Screen Shot 2020-08-12 at 12.17.42 PM.png

But Trade Me founded Sam Morgan, who has been assisting the Department of internal Affairs on the technical aspects of digital contact tracing has put his money on a dedicated Covid Card. Rather than relying on a smartphone, the Bluetooth based card communicates with other cards as their owners come within a couple of metres of each other.

It would avoid many of the problems associated with trying to accommodate a wide range of mobile phones. The downside is that every citizen would have to be sent a Covid Card at huge expense - up to $100 million and there's no guarantee that we'd reliably wear them, particularly if brief relapses to lockdown are followed by lengthier returns to business as usual.

There is no real-world experience of a Covid card solution operating at scale to go on. But yesterday, Morgan and Animation Research founder Ian Taylor urged the government to get the Covid Card out there before significant community transmission of the virus again becomes a reality.

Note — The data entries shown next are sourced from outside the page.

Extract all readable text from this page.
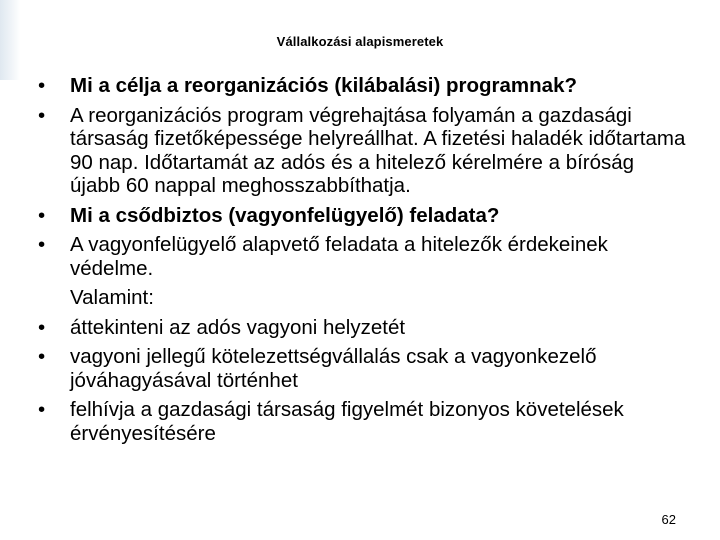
Vállalkozási alapismeretek
•	Mi a célja a reorganizációs (kilábalási) programnak?
•	A reorganizációs program végrehajtása folyamán a gazdasági társaság fizetőképessége helyreállhat. A fizetési haladék időtartama 90 nap. Időtartamát az adós és a hitelező kérelmére a bíróság újabb 60 nappal meghosszabbíthatja.
•	Mi a csődbiztos (vagyonfelügyelő) feladata?
•	A vagyonfelügyelő alapvető feladata a hitelezők érdekeinek védelme.
Valamint:
•	áttekinteni az adós vagyoni helyzetét
•	vagyoni jellegű kötelezettségvállalás csak a vagyonkezelő jóváhagyásával történhet
•	felhívja a gazdasági társaság figyelmét bizonyos követelések érvényesítésére
62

"After this lockdown it would be good to have a CovidCard as it may enable us to prevent 'lockdown 3', which is really what we have been positioning for," Morgan told Stuff last night.

"If a CovidCard had been deployed in advance of this situation you would be able to traverse the infection tree upwards to find out where they got it from, and downwards to see who they had given it to." 

Morgan: get the Covid card out now

The government had signalled a couple of weeks ago that it was willing to proceed with a $1 million trial of the Bluetooth Covid card in Rotorua, ironically a destination in recent days of some of the most recently infected Covid carries, causing a flurry of manual contact tracing in the city.

But Morgan and Taylor say that a trial won't prove the efficacy of the technology, which has already been tested in smaller trials, but will instead gain insights into how willingly users accept the technology and whether they keep using it. They want the cards manufactured and distributed now.

The government has stressed that any technology is only part of the tracing effort as it continues to put its focus on hundreds of people employed to hit the phones to track down close contacts of those who have tested positive for Covid-19.

But internationally, governments haven't given up on Bluetooth-based tracing apps yet. Iceland and Germany have also made good progress with their apps in terms of uptake. But it is largely unclear the extent to which the apps are having a real impact on efforts to curb the spread of the disease.

Some argue that the focus should instead be on using data analytics and software to aid in the contact tracing process, helping health officials predict where potentially infected contacts are likely to be and therefore allowing them to speed up their search to locate and test them.